4. Use one of the methods defined in the library to compute the values.

This is how it looks for *Truncated Montecarlo Shapley*, an efficient method for
Data Shapley values:

```python
from sklearn.datasets import load_breast_cancer
from sklearn.linear_model import LogisticRegression
from pydvl.value import *

data = Dataset.from_sklearn(load_breast_cancer(), train_size=0.7)
model = LogisticRegression()
u = Utility(model, data, Scorer("accuracy", default=0.0))
values = compute_shapley_values(
    u,
    mode=ShapleyMode.TruncatedMontecarlo,
    done=MaxUpdates(100) | AbsoluteStandardError(threshold=0.01),
    truncation=RelativeTruncation(u, rtol=0.01),
)
```

For more instructions and information refer to [Getting
Started](https://aai-institute.github.io/pyDVL/10-getting-started.html) in
the documentation. We provide several
[examples](https://aai-institute.github.io/pyDVL/examples/index.html)
with details on the algorithms and their applications.

## Caching

pyDVL offers the possibility to cache certain results and
speed up computation. It uses [Memcached](https://memcached.org/) For that.

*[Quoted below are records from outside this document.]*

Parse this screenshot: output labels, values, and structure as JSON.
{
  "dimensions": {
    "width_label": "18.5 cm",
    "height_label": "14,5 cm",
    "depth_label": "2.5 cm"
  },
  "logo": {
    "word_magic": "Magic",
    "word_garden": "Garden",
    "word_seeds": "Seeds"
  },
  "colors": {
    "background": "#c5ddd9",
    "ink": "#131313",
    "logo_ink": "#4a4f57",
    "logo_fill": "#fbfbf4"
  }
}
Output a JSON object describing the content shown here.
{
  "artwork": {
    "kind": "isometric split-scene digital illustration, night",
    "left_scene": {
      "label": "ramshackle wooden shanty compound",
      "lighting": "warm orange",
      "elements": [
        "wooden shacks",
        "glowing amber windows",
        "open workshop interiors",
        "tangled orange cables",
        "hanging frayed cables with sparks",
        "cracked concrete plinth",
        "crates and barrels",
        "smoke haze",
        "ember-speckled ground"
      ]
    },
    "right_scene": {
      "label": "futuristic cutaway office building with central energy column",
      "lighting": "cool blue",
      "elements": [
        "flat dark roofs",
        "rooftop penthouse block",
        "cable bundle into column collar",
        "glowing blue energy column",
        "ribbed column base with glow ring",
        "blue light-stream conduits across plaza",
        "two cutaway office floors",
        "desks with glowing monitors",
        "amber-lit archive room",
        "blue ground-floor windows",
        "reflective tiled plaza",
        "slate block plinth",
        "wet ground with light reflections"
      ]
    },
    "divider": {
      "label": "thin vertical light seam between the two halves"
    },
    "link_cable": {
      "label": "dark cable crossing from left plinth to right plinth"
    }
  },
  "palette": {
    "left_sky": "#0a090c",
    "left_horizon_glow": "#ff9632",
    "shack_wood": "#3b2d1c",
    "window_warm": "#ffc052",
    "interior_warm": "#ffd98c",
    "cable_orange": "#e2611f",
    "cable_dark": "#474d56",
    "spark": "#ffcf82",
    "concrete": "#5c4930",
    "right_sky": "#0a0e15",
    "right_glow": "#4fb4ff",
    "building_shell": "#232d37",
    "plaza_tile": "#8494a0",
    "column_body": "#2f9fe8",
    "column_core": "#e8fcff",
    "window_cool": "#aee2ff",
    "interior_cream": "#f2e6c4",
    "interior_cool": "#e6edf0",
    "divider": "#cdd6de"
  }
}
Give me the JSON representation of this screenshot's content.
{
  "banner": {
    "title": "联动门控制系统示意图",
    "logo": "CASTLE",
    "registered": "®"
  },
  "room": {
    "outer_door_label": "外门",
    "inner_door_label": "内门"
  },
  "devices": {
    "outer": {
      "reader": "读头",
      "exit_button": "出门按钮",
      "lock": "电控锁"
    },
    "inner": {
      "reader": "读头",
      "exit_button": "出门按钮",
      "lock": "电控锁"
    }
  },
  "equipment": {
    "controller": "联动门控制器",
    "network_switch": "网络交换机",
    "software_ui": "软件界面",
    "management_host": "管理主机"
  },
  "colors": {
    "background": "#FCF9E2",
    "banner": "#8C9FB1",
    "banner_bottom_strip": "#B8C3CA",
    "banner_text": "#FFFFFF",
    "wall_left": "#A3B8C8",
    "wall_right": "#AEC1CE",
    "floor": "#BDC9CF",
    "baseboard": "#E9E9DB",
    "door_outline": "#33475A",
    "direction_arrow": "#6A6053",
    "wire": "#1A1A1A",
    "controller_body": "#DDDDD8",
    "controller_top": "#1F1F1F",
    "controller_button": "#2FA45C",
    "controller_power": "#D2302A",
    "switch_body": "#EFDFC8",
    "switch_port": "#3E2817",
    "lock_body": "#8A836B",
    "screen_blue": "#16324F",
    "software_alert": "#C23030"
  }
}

You can run it either locally or, using
[Docker](https://www.docker.com/):

```shell
docker container run --rm -p 11211:11211 --name pydvl-cache -d memcached:latest
```

You can read more in the
[documentation](https://aai-institute.github.io/pyDVL/getting-started/first-steps/#caching).

# Contributing

Please open new issues for bugs, feature requests and extensions. You can read
about the structure of the project, the toolchain and workflow in the [guide for
contributions](CONTRIBUTING.md).

# License

pyDVL is distributed under
[LGPL-3.0](https://www.gnu.org/licenses/lgpl-3.0.html). A complete version can
be found in two files: [here](LICENSE) and [here](COPYING.LESSER).

All contributions will be distributed under this license.